Family friend has a full size snooker table and dart board in the garage. Done up to look like an old gentleman's club. It's awesome!
A (almost) pint in Munich usually costs between 3.20-4.50€.
A crate of 20 Augustiner costs 17€. That's 85c a beer! Needless to say that when meeting friends we usually meet up along the river and chuck a crate in the water to keep the beers cool.
Just checked. £9 for two pints of ale from a nice pub in Stockbridge, Edinburgh. Happy to pay that.
However a couple of weekends ago we were down in Wendover (Bucks) and ordered 4 drinks. Two were cocktails at £8 each and two were beers. Nothing fancy. Total bill came to £30, so it was £7 pint. Nearly fell of my bloddy chair.
Around 7-7.50eur for a US pint of local craft or an imported UK nitrokeg like Bombardier or Speckled Hen. 2.50 for a caña (about 2/3 pint) of domestic pish, Ambar or Estella Damm, which are fine on a hot day. Don't mind paying that tbh
Last time in Manc/Shudehill, it was weird to pay 7.50 for a pint of their own cask. My old local freehouse is about 3.60 for something very tasty indeed.
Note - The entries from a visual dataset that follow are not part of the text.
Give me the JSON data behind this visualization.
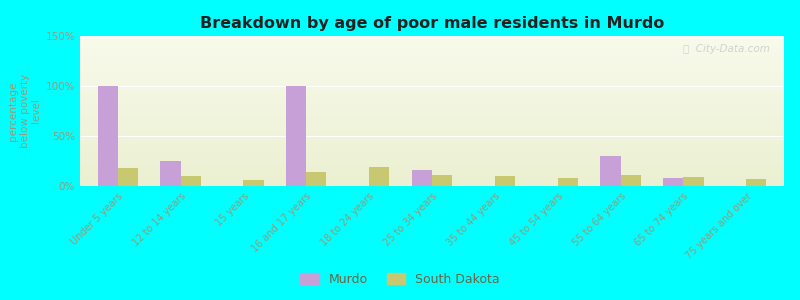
{
  "title": "Breakdown by age of poor male residents in Murdo",
  "categories": [
    "Under 5 years",
    "12 to 14 years",
    "15 years",
    "16 and 17 years",
    "18 to 24 years",
    "25 to 34 years",
    "35 to 44 years",
    "45 to 54 years",
    "55 to 64 years",
    "65 to 74 years",
    "75 years and over"
  ],
  "murdo_values": [
    100,
    25,
    0,
    100,
    0,
    16,
    0,
    0,
    30,
    8,
    0
  ],
  "sd_values": [
    18,
    10,
    6,
    14,
    19,
    11,
    10,
    8,
    11,
    9,
    7
  ],
  "murdo_color": "#c8a0d8",
  "sd_color": "#c8c870",
  "ylabel": "percentage\nbelow poverty\nlevel",
  "ylim": [
    0,
    150
  ],
  "yticks": [
    0,
    50,
    100,
    150
  ],
  "ytick_labels": [
    "0%",
    "50%",
    "100%",
    "150%"
  ],
  "bg_color": "#00ffff",
  "legend_murdo": "Murdo",
  "legend_sd": "South Dakota",
  "watermark": "ⓘ  City-Data.com"
}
The bunch of us who ride on a Thursday night have always put our beer money into a kitty after the ride and have always gone to the same pub - popular place, away from the town centre, but not cheap.
Ten years ago it was £7, which covered 2 pints and crisps, and we had change which went towards next week's beer. The last time we went, just before Xmas last year, it was £10 plus contributions to make up the cost of a second round. We don't visit the pub so much any more. 🙁
Pub at our caravan site is £3.30 a pint (10% discount for site owners). Pub down the road, £4.50-£5.10 a pint.
Manchester city centre then minimum £5. We went into the Rising Sun with my boss a couple of years ago - it's just a typical boozer he likes, except it was £5.50 a pint - he usually drinks in the Piccadilly Tap which is about £3.50. He nearly died when he had to pay. I said, look we could have gone to 20 Stories across the road and paid £6 a pint, and got a rooftop view !
Oh and Northern Quarter in Manchester, add on a couple of quid just because.